In the present study, compared with Cd stress, the amounts and the proportions of the undissolved phosphate (extracted by 2% HAC) and low-bioavailable compounds (extracted by 0.6 M HCI) were markedly increased in Italian ryegrass root by the application of GSH (Figure 4d–f; Table 3). These results indicate that undissolved phosphate and oxalate acids should be important as metal ligands in Cd accumulation and detoxification. Those two metal ligands are proposed to enhance the Cd tolerance in Italian ryegrass when GSH was applied, which is supported by the significant positive correlation between the root TI and the proportion of Cd extracted by HAC and Cd extracted by 0.6 M HCl in plant roots (Table 4).

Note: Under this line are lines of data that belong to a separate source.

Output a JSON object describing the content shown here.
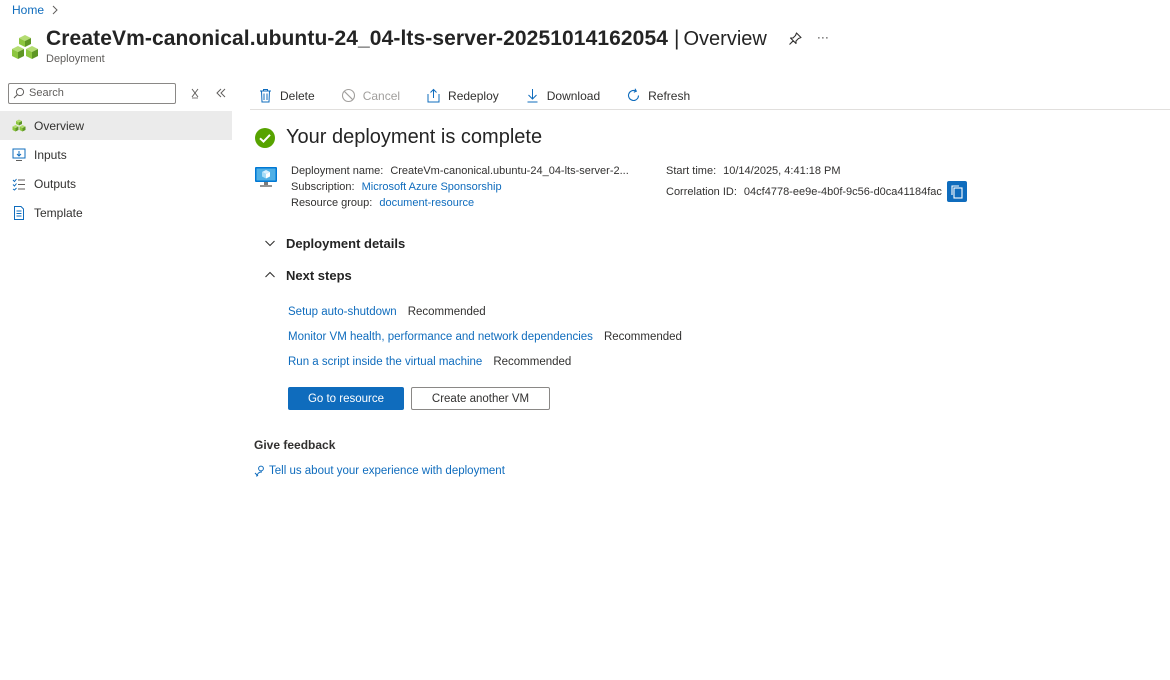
{
  "breadcrumb": {
    "home": "Home"
  },
  "header": {
    "title": "CreateVm-canonical.ubuntu-24_04-lts-server-20251014162054",
    "separator": "|",
    "section": "Overview",
    "subtitle": "Deployment",
    "more": "···"
  },
  "leftnav": {
    "search_placeholder": "Search",
    "items": [
      {
        "label": "Overview",
        "icon": "deployment-cubes-icon",
        "active": true
      },
      {
        "label": "Inputs",
        "icon": "inputs-icon"
      },
      {
        "label": "Outputs",
        "icon": "outputs-list-icon"
      },
      {
        "label": "Template",
        "icon": "template-doc-icon"
      }
    ]
  },
  "toolbar": {
    "delete": "Delete",
    "cancel": "Cancel",
    "redeploy": "Redeploy",
    "download": "Download",
    "refresh": "Refresh"
  },
  "main": {
    "status_title": "Your deployment is complete",
    "deployment_name_label": "Deployment name:",
    "deployment_name": "CreateVm-canonical.ubuntu-24_04-lts-server-2...",
    "subscription_label": "Subscription:",
    "subscription": "Microsoft Azure Sponsorship",
    "resource_group_label": "Resource group:",
    "resource_group": "document-resource",
    "start_time_label": "Start time:",
    "start_time": "10/14/2025, 4:41:18 PM",
    "correlation_label": "Correlation ID:",
    "correlation_id": "04cf4778-ee9e-4b0f-9c56-d0ca41184fac",
    "deployment_details": "Deployment details",
    "next_steps": "Next steps",
    "steps": [
      {
        "link": "Setup auto-shutdown",
        "tag": "Recommended"
      },
      {
        "link": "Monitor VM health, performance and network dependencies",
        "tag": "Recommended"
      },
      {
        "link": "Run a script inside the virtual machine",
        "tag": "Recommended"
      }
    ],
    "go_to_resource": "Go to resource",
    "create_another": "Create another VM",
    "feedback_title": "Give feedback",
    "feedback_link": "Tell us about your experience with deployment"
  },
  "colors": {
    "accent": "#0f6cbd",
    "success": "#57a300",
    "resource_green": "#8dc63f"
  }
}
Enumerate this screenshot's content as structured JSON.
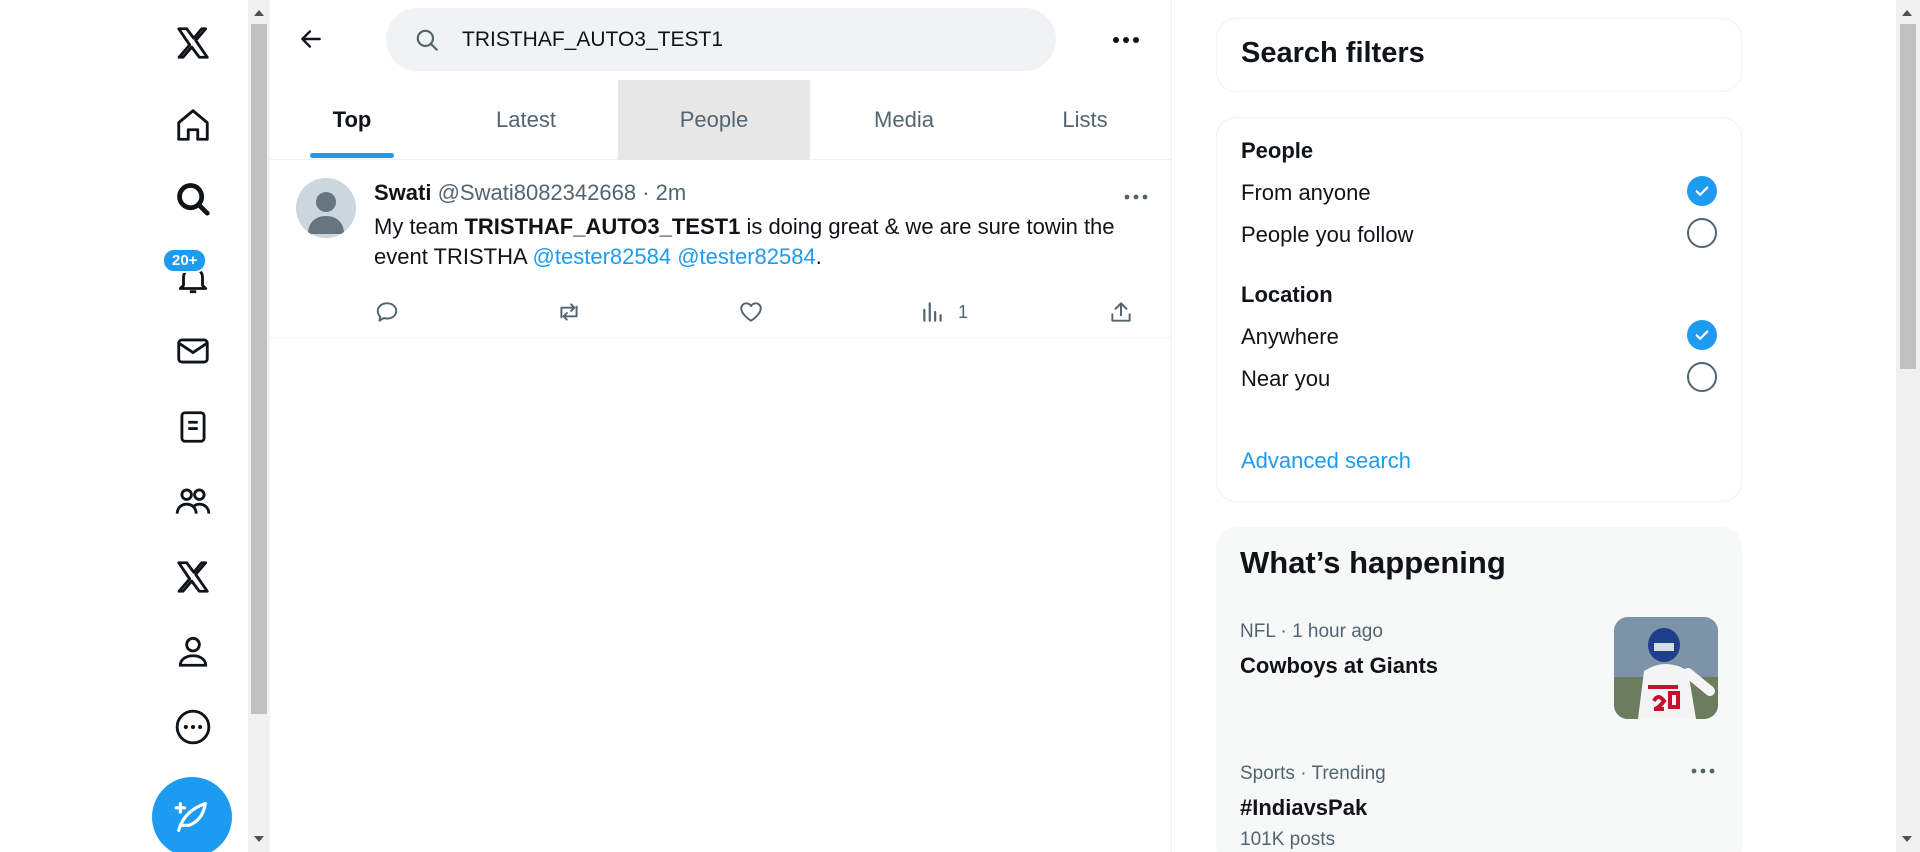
{
  "search": {
    "value": "TRISTHAF_AUTO3_TEST1"
  },
  "nav": {
    "notification_badge": "20+"
  },
  "tabs": [
    {
      "label": "Top"
    },
    {
      "label": "Latest"
    },
    {
      "label": "People"
    },
    {
      "label": "Media"
    },
    {
      "label": "Lists"
    }
  ],
  "tweet": {
    "name": "Swati",
    "handle": "@Swati8082342668",
    "separator": " · ",
    "time": "2m",
    "text_prefix": "My team ",
    "text_bold": "TRISTHAF_AUTO3_TEST1",
    "text_middle": " is doing great & we are sure towin the event TRISTHA ",
    "mention_1": "@tester82584",
    "mention_2": "@tester82584",
    "text_end": ".",
    "views": "1"
  },
  "search_filters": {
    "title": "Search filters",
    "people_heading": "People",
    "people_options": [
      "From anyone",
      "People you follow"
    ],
    "location_heading": "Location",
    "location_options": [
      "Anywhere",
      "Near you"
    ],
    "advanced_link": "Advanced search"
  },
  "whats_happening": {
    "title": "What’s happening",
    "trends": [
      {
        "meta": "NFL · 1 hour ago",
        "title": "Cowboys at Giants"
      },
      {
        "meta": "Sports · Trending",
        "title": "#IndiavsPak",
        "count": "101K posts"
      }
    ]
  },
  "colors": {
    "accent": "#1d9bf0",
    "text": "#0f1419",
    "muted": "#536471"
  }
}
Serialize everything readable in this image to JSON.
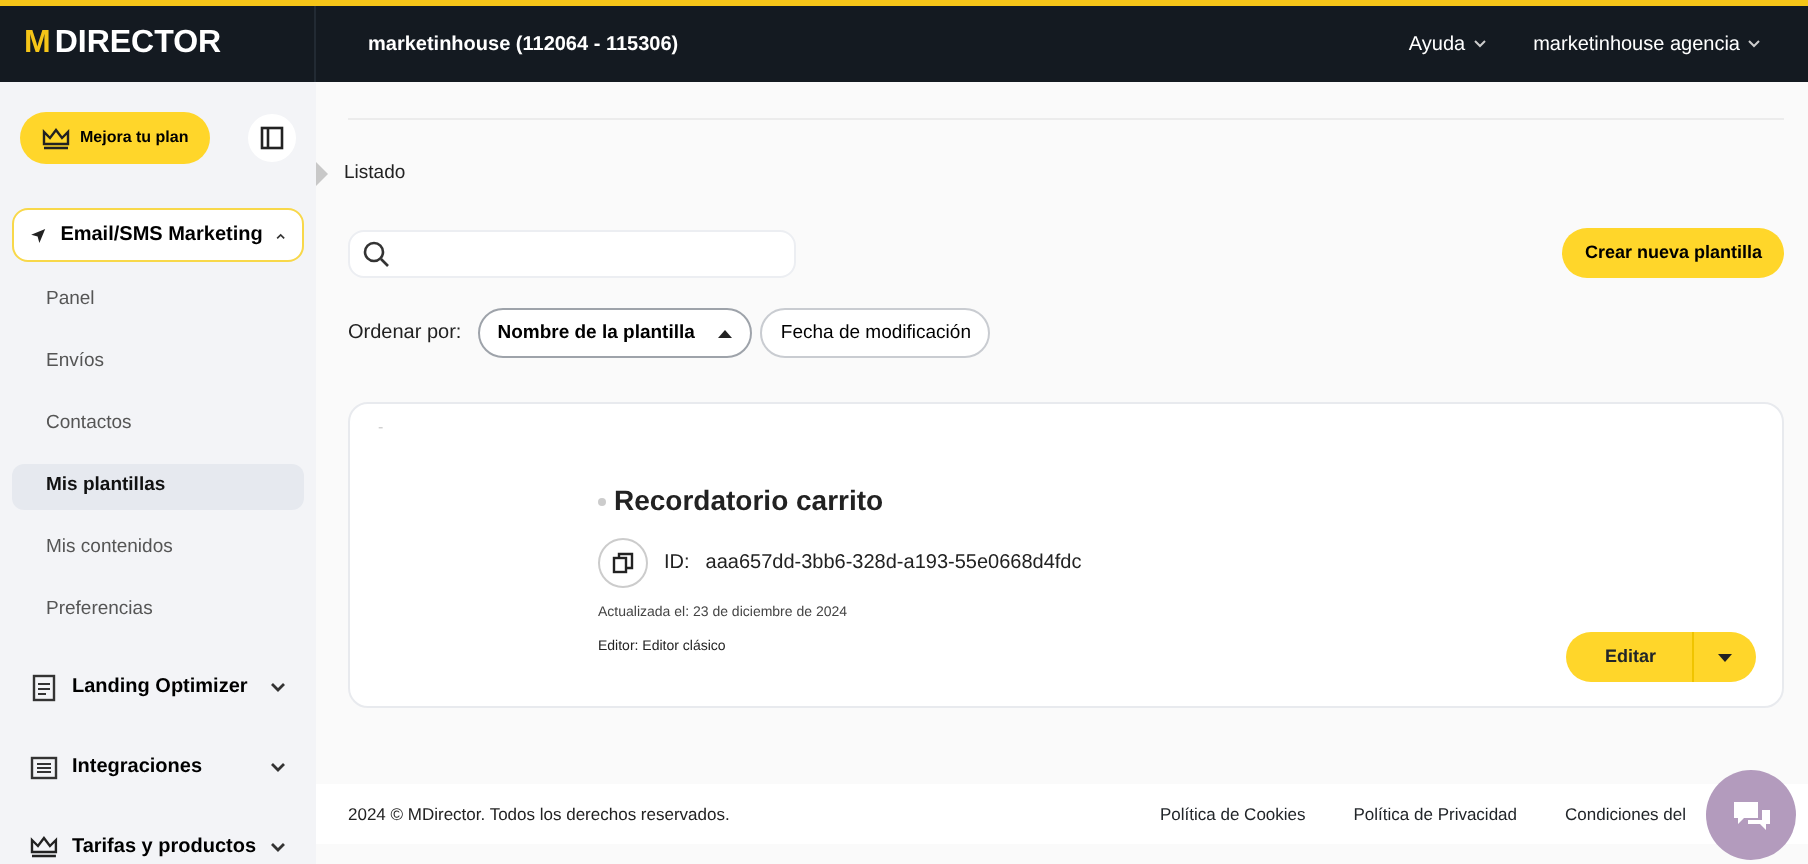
{
  "header": {
    "logo_mark": "M",
    "logo_text": "DIRECTOR",
    "account": "marketinhouse (112064 - 115306)",
    "menus": [
      "Ayuda",
      "marketinhouse agencia"
    ]
  },
  "sidebar": {
    "upgrade_button": "Mejora tu plan",
    "sections": [
      {
        "label": "Email/SMS Marketing",
        "kind": "send",
        "expanded": true,
        "children": [
          {
            "label": "Panel",
            "selected": false
          },
          {
            "label": "Envíos",
            "selected": false
          },
          {
            "label": "Contactos",
            "selected": false
          },
          {
            "label": "Mis plantillas",
            "selected": true
          },
          {
            "label": "Mis contenidos",
            "selected": false
          },
          {
            "label": "Preferencias",
            "selected": false
          }
        ]
      },
      {
        "label": "Landing Optimizer",
        "kind": "page",
        "expanded": false
      },
      {
        "label": "Integraciones",
        "kind": "list",
        "expanded": false
      },
      {
        "label": "Tarifas y productos",
        "kind": "crown",
        "expanded": false
      }
    ]
  },
  "breadcrumb": "Listado",
  "create_button": "Crear nueva plantilla",
  "sort": {
    "label": "Ordenar por:",
    "options": [
      {
        "label": "Nombre de la plantilla",
        "selected": true
      },
      {
        "label": "Fecha de modificación",
        "selected": false
      }
    ]
  },
  "template": {
    "corner_mark": "-",
    "title": "Recordatorio carrito",
    "id_label": "ID:",
    "id": "aaa657dd-3bb6-328d-a193-55e0668d4fdc",
    "updated": "Actualizada el: 23 de diciembre de 2024",
    "editor": "Editor: Editor clásico",
    "edit_button": "Editar"
  },
  "footer": {
    "copyright": "2024 © MDirector. Todos los derechos reservados.",
    "links": [
      "Política de Cookies",
      "Política de Privacidad",
      "Condiciones del"
    ]
  }
}
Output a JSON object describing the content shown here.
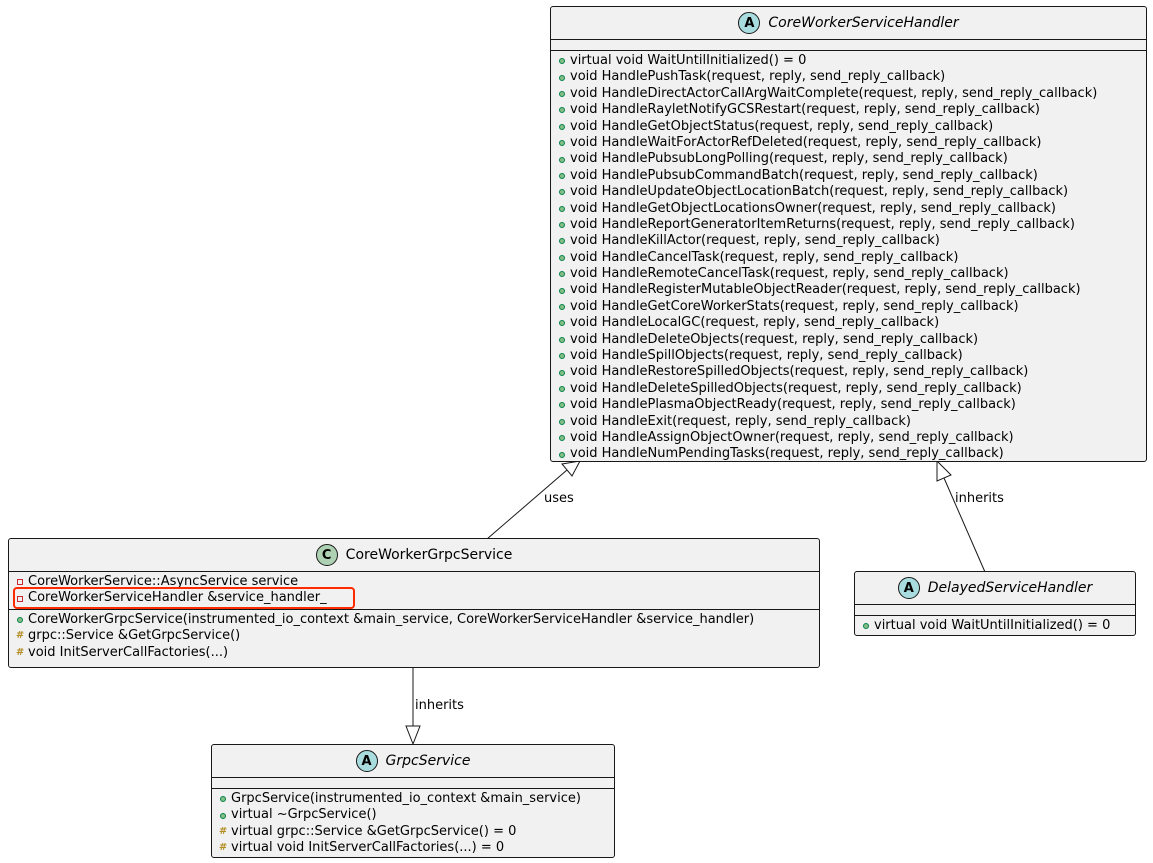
{
  "classes": {
    "core_worker_service_handler": {
      "stereotype": "A",
      "name": "CoreWorkerServiceHandler",
      "fields": [],
      "methods": [
        {
          "vis": "+",
          "text": "virtual void WaitUntilInitialized() = 0"
        },
        {
          "vis": "+",
          "text": "void HandlePushTask(request, reply, send_reply_callback)"
        },
        {
          "vis": "+",
          "text": "void HandleDirectActorCallArgWaitComplete(request, reply, send_reply_callback)"
        },
        {
          "vis": "+",
          "text": "void HandleRayletNotifyGCSRestart(request, reply, send_reply_callback)"
        },
        {
          "vis": "+",
          "text": "void HandleGetObjectStatus(request, reply, send_reply_callback)"
        },
        {
          "vis": "+",
          "text": "void HandleWaitForActorRefDeleted(request, reply, send_reply_callback)"
        },
        {
          "vis": "+",
          "text": "void HandlePubsubLongPolling(request, reply, send_reply_callback)"
        },
        {
          "vis": "+",
          "text": "void HandlePubsubCommandBatch(request, reply, send_reply_callback)"
        },
        {
          "vis": "+",
          "text": "void HandleUpdateObjectLocationBatch(request, reply, send_reply_callback)"
        },
        {
          "vis": "+",
          "text": "void HandleGetObjectLocationsOwner(request, reply, send_reply_callback)"
        },
        {
          "vis": "+",
          "text": "void HandleReportGeneratorItemReturns(request, reply, send_reply_callback)"
        },
        {
          "vis": "+",
          "text": "void HandleKillActor(request, reply, send_reply_callback)"
        },
        {
          "vis": "+",
          "text": "void HandleCancelTask(request, reply, send_reply_callback)"
        },
        {
          "vis": "+",
          "text": "void HandleRemoteCancelTask(request, reply, send_reply_callback)"
        },
        {
          "vis": "+",
          "text": "void HandleRegisterMutableObjectReader(request, reply, send_reply_callback)"
        },
        {
          "vis": "+",
          "text": "void HandleGetCoreWorkerStats(request, reply, send_reply_callback)"
        },
        {
          "vis": "+",
          "text": "void HandleLocalGC(request, reply, send_reply_callback)"
        },
        {
          "vis": "+",
          "text": "void HandleDeleteObjects(request, reply, send_reply_callback)"
        },
        {
          "vis": "+",
          "text": "void HandleSpillObjects(request, reply, send_reply_callback)"
        },
        {
          "vis": "+",
          "text": "void HandleRestoreSpilledObjects(request, reply, send_reply_callback)"
        },
        {
          "vis": "+",
          "text": "void HandleDeleteSpilledObjects(request, reply, send_reply_callback)"
        },
        {
          "vis": "+",
          "text": "void HandlePlasmaObjectReady(request, reply, send_reply_callback)"
        },
        {
          "vis": "+",
          "text": "void HandleExit(request, reply, send_reply_callback)"
        },
        {
          "vis": "+",
          "text": "void HandleAssignObjectOwner(request, reply, send_reply_callback)"
        },
        {
          "vis": "+",
          "text": "void HandleNumPendingTasks(request, reply, send_reply_callback)"
        }
      ]
    },
    "core_worker_grpc_service": {
      "stereotype": "C",
      "name": "CoreWorkerGrpcService",
      "fields": [
        {
          "vis": "-",
          "text": "CoreWorkerService::AsyncService service_"
        },
        {
          "vis": "-",
          "text": "CoreWorkerServiceHandler &service_handler_"
        }
      ],
      "methods": [
        {
          "vis": "+",
          "text": "CoreWorkerGrpcService(instrumented_io_context &main_service, CoreWorkerServiceHandler &service_handler)"
        },
        {
          "vis": "#",
          "text": "grpc::Service &GetGrpcService()"
        },
        {
          "vis": "#",
          "text": "void InitServerCallFactories(...)"
        }
      ]
    },
    "delayed_service_handler": {
      "stereotype": "A",
      "name": "DelayedServiceHandler",
      "fields": [],
      "methods": [
        {
          "vis": "+",
          "text": "virtual void WaitUntilInitialized() = 0"
        }
      ]
    },
    "grpc_service": {
      "stereotype": "A",
      "name": "GrpcService",
      "fields": [],
      "methods": [
        {
          "vis": "+",
          "text": "GrpcService(instrumented_io_context &main_service)"
        },
        {
          "vis": "+",
          "text": "virtual ~GrpcService()"
        },
        {
          "vis": "#",
          "text": "virtual grpc::Service &GetGrpcService() = 0"
        },
        {
          "vis": "#",
          "text": "virtual void InitServerCallFactories(...) = 0"
        }
      ]
    }
  },
  "relations": [
    {
      "from": "CoreWorkerGrpcService",
      "to": "CoreWorkerServiceHandler",
      "label": "uses"
    },
    {
      "from": "DelayedServiceHandler",
      "to": "CoreWorkerServiceHandler",
      "label": "inherits"
    },
    {
      "from": "CoreWorkerGrpcService",
      "to": "GrpcService",
      "label": "inherits"
    }
  ],
  "highlight": {
    "class": "CoreWorkerGrpcService",
    "member": "CoreWorkerServiceHandler &service_handler_",
    "color": "#ff2a00"
  },
  "colors": {
    "class_fill": "#f1f1f1",
    "abstract_badge": "#a9dcdf",
    "class_badge": "#add1b2",
    "public": "#84be84",
    "private": "#c82930",
    "protected": "#b38d22"
  }
}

In the leaves of both cultivars, Cd in inorganic forms was dominant for any treatment. Cd in pectinates and protein-integrated Cd (extracted by 1 M NaCl) was dominant in the leaves of Phytolacca americana L under Cd stress [14]. Another study reported that Cd bonded to undissolved phosphate was enhanced in the leaves of Porphyra yezoensis with increasing Cd levels [15]. These results suggest that the different ligands involved in the Cd toxicity in plant leaves depended on the plant species, Cd strength, and culture conditions. In this study, the proportion of Cd bonded to undissolved phosphate in IdyII leaves was significantly higher than that of Harukaze in the presence of GSH, indicating that this strategy could be taken against Cd toxicity in IdyII.

5. Conclusions

In conclusion, GSH treatment effectively alleviated the Italian ryegrass growth inhibition by Cd. At the subcellular level, the application of GSH resulted in the strong ability to retain Cd in the root cell wall of IdyII. On the other hand, GSH treatment resulted in the largest proportion of Cd bonded to undissolved phosphate (extracted by 2% HAC) with immobilization and less toxicity in the two cultivar roots with more effects in Harukaze. The applied exogenous GSH alleviated the Cd toxicity in Italian ryegrass though modulation in the subcellular distribution and chemical form of Cd, which were likely implemented for limiting Cd translocation from the root to shoot. The results of the present study provide the basic information for alleviating Cd toxicity and can contribute to the cultivation of forage crops used as bioenergy crops in heavily Cd-polluted environments with the application of GSH.